International career
- 2002–2004: Brazil U-19
- 2003–2012: Brazil

Medal record
Representing Brazil
Olympic Games – Women's Football
| Silver medal – second place | 2004 Athens | Team competition |
| Silver medal – second place | 2008 Beijing | Team competition |
Pan American Games
| Gold medal – first place | 2007 Rio de Janeiro | Team competition |
| Silver medal – second place | 2011 Guadalajara | Team competition |

= Renata Costa =

Brazilian footballer

Renata Aparecida da Costa (born 8 July 1986), commonly known as Renata Costa or Kóki, is a Brazilian football coach and former player, most recently an assistant coach with Iranduba. She represented the Brazil women's national football team at three editions of the FIFA Women's World Cup (2003, 2007 and 2011) and three Olympic football tournaments (2004, 2008 and 2012).

== Career ==
She played as a creative midfielder for Brazil's Botucatu FC from 2005, and was a member of the Brazilian national teams that won the silver medal at the 2004 Summer Olympics and 2008 Summer Olympics. She is known for her precise passing and goal scoring prowess.
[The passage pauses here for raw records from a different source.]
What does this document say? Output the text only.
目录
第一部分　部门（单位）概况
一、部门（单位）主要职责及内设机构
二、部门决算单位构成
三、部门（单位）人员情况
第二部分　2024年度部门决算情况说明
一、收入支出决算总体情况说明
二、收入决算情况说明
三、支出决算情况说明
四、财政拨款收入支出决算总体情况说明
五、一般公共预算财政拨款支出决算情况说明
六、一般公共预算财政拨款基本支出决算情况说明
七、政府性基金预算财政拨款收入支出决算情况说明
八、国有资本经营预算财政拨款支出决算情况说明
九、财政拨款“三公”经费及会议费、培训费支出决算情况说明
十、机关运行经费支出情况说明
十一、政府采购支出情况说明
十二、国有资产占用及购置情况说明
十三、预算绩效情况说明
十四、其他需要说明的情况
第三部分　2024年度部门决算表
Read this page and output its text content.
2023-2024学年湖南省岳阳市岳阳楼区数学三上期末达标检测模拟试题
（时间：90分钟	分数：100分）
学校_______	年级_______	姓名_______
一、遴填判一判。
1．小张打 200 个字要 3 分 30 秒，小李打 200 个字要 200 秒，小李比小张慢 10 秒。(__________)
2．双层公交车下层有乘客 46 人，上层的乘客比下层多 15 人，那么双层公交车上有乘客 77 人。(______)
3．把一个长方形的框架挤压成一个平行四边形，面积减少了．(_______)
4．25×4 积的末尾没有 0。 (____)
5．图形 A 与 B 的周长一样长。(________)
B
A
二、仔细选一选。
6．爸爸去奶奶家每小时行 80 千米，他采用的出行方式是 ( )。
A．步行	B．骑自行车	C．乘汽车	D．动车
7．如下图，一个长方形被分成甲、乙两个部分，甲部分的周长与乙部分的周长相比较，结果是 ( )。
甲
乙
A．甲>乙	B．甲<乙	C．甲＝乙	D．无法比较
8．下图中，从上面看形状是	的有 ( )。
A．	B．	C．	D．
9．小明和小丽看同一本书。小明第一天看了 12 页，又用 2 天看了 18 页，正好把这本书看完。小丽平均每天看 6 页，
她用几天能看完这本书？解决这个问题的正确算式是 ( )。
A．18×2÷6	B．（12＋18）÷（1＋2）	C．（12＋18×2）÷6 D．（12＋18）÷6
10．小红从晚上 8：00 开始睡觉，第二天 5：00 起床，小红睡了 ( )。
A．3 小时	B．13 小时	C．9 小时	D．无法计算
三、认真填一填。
In January 2008, Costa signed for Danish Elitedivisionen club OB Odense. Her new coach described her as a strong midfielder with good technique who could score goals and also play in defence. It was reported that Costa's transfer was one of the first involving Brazilian female players to generate a profit for the selling club.
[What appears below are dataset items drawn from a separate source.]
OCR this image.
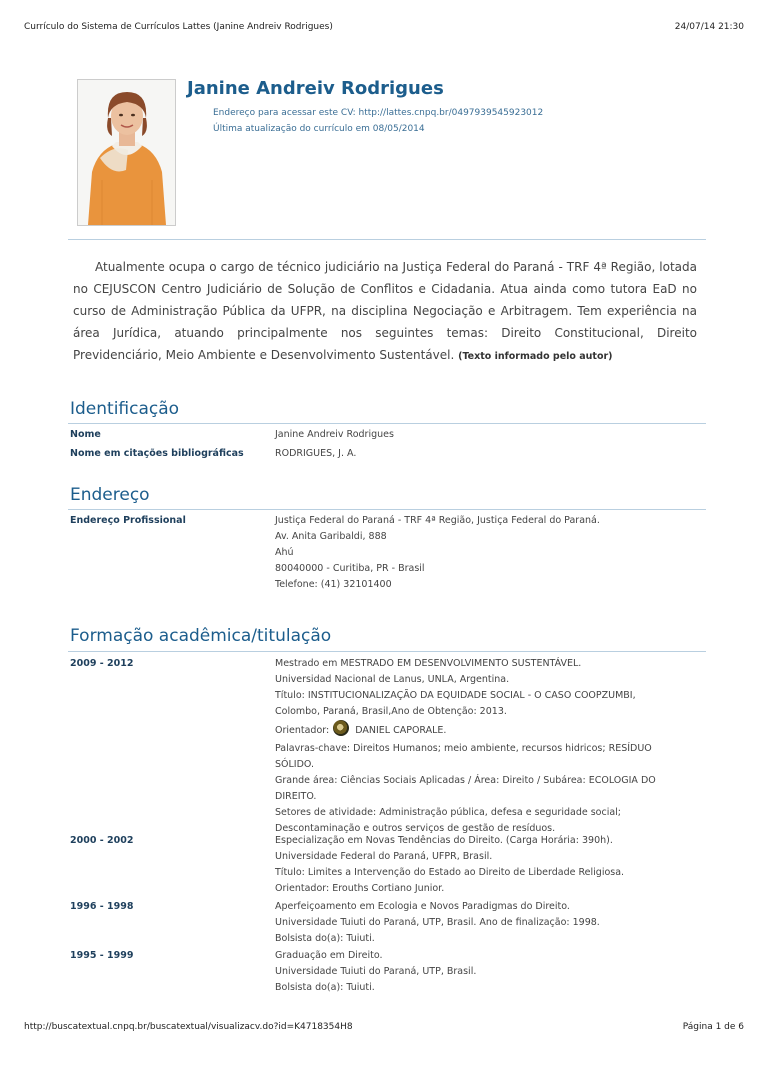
Currículo do Sistema de Currículos Lattes (Janine Andreiv Rodrigues)	24/07/14 21:30
Janine Andreiv Rodrigues
Endereço para acessar este CV: http://lattes.cnpq.br/0497939545923012
Última atualização do currículo em 08/05/2014
Atualmente ocupa o cargo de técnico judiciário na Justiça Federal do Paraná - TRF 4ª Região, lotada no CEJUSCON Centro Judiciário de Solução de Conflitos e Cidadania. Atua ainda como tutora EaD no curso de Administração Pública da UFPR, na disciplina Negociação e Arbitragem. Tem experiência na área Jurídica, atuando principalmente nos seguintes temas: Direito Constitucional, Direito Previdenciário, Meio Ambiente e Desenvolvimento Sustentável. (Texto informado pelo autor)
Identificação
Nome	Janine Andreiv Rodrigues
Nome em citações bibliográficas	RODRIGUES, J. A.
Endereço
Endereço Profissional	Justiça Federal do Paraná - TRF 4ª Região, Justiça Federal do Paraná.
Av. Anita Garibaldi, 888
Ahú
80040000 - Curitiba, PR - Brasil
Telefone: (41) 32101400
Formação acadêmica/titulação
2009 - 2012	Mestrado em MESTRADO EM DESENVOLVIMENTO SUSTENTÁVEL.
Universidad Nacional de Lanus, UNLA, Argentina.
Título: INSTITUCIONALIZAÇÃO DA EQUIDADE SOCIAL - O CASO COOPZUMBI,
Colombo, Paraná, Brasil,Ano de Obtenção: 2013.
Orientador:	DANIEL CAPORALE.
Palavras-chave: Direitos Humanos; meio ambiente, recursos hidricos; RESÍDUO
SÓLIDO.
Grande área: Ciências Sociais Aplicadas / Área: Direito / Subárea: ECOLOGIA DO
DIREITO.
Setores de atividade: Administração pública, defesa e seguridade social;
Descontaminação e outros serviços de gestão de resíduos.
2000 - 2002	Especialização em Novas Tendências do Direito. (Carga Horária: 390h).
Universidade Federal do Paraná, UFPR, Brasil.
Título: Limites a Intervenção do Estado ao Direito de Liberdade Religiosa.
Orientador: Erouths Cortiano Junior.
1996 - 1998	Aperfeiçoamento em Ecologia e Novos Paradigmas do Direito.
Universidade Tuiuti do Paraná, UTP, Brasil. Ano de finalização: 1998.
Bolsista do(a): Tuiuti.
1995 - 1999	Graduação em Direito.
Universidade Tuiuti do Paraná, UTP, Brasil.
Bolsista do(a): Tuiuti.
http://buscatextual.cnpq.br/buscatextual/visualizacv.do?id=K4718354H8	Página 1 de 6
On 24 September 2008, Costa's American transfer rights were drafted by the Saint Louis Athletica in the 2008 WPS International Draft. Instead of joining the new American franchise, she accepted a competing offer from LdB FC Malmö of the Swedish Damallsvenskan. LdB FC took over the final year of Costa's Odense contract, paying an undisclosed transfer fee to the Danish club.

In January 2014, Russian Top Division club Kubanochka Krasnodar announced the triple signing of Costa and her compatriots Danielli and Amanda Brunner. The club reached the 2014 Russian Women's Cup final, but were beaten 5–0 by Ryazan-VDV. The Brazilian players were awarded new one-year contracts by Kubanochka in February 2015.
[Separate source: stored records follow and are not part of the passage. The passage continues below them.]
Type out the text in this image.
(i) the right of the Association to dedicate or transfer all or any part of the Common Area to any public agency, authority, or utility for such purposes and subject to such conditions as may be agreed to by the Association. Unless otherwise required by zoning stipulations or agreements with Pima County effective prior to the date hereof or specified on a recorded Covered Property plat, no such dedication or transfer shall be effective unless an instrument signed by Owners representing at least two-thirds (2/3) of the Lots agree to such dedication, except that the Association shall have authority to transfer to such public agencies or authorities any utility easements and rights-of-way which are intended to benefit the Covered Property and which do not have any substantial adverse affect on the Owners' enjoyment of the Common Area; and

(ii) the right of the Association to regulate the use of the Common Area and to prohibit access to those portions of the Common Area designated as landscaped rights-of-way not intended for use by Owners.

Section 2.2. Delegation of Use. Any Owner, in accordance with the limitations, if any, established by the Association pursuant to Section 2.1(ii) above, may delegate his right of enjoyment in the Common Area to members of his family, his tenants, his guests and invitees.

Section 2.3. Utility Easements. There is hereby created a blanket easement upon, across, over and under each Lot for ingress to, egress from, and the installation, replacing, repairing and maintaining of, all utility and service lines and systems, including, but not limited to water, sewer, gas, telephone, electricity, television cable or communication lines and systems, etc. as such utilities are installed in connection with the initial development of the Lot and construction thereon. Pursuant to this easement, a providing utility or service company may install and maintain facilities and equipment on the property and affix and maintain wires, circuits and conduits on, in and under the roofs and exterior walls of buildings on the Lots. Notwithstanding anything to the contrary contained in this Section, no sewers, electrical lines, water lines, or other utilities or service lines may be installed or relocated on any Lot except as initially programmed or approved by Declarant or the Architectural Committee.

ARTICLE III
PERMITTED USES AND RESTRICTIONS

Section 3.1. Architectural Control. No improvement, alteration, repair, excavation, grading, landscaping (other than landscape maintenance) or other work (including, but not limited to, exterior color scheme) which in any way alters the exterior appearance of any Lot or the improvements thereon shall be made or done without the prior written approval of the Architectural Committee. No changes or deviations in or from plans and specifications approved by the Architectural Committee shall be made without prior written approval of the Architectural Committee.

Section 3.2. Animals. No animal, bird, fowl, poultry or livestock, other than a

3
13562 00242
Upon her return to Brazil, Costa joined Corinthians, who had reformed in conjunction with Grêmio Osasco Audax Esporte Clube and were known as Corinthians Audax. After helping Corinthians Audax to win the 2016 Copa do Brasil de Futebol Feminino, she signed for ambitious Amazonas-based Iranduba in October 2017. Costa retired from playing following the 2019 season, but remained at the club as an assistant coach for a time before announcing her departure in June 2020.

Despite playing as a midfielder at club level, with Brazil she played as a sweeper, notably alongside centre-backs Tânia and Aline.

==Personal life==
===Car accident===
In October 2007, Costa crashed her Opel Corsa into another car at a level crossing. She and the front seat passenger Michele suffered minor injuries. Another Botucatu teammate, 16-year-old Cátia Oliveira, was asleep in the back seat and suffered a spinal cord injury, resulting in paraplegia. Costa was fined $576 for driving without a licence. Cátia, who had been called up to the Brazil women's national under-17 football team on the day of the accident, later trained as a para table tennis player and represented Brazil at the 2016 Rio Paralympics.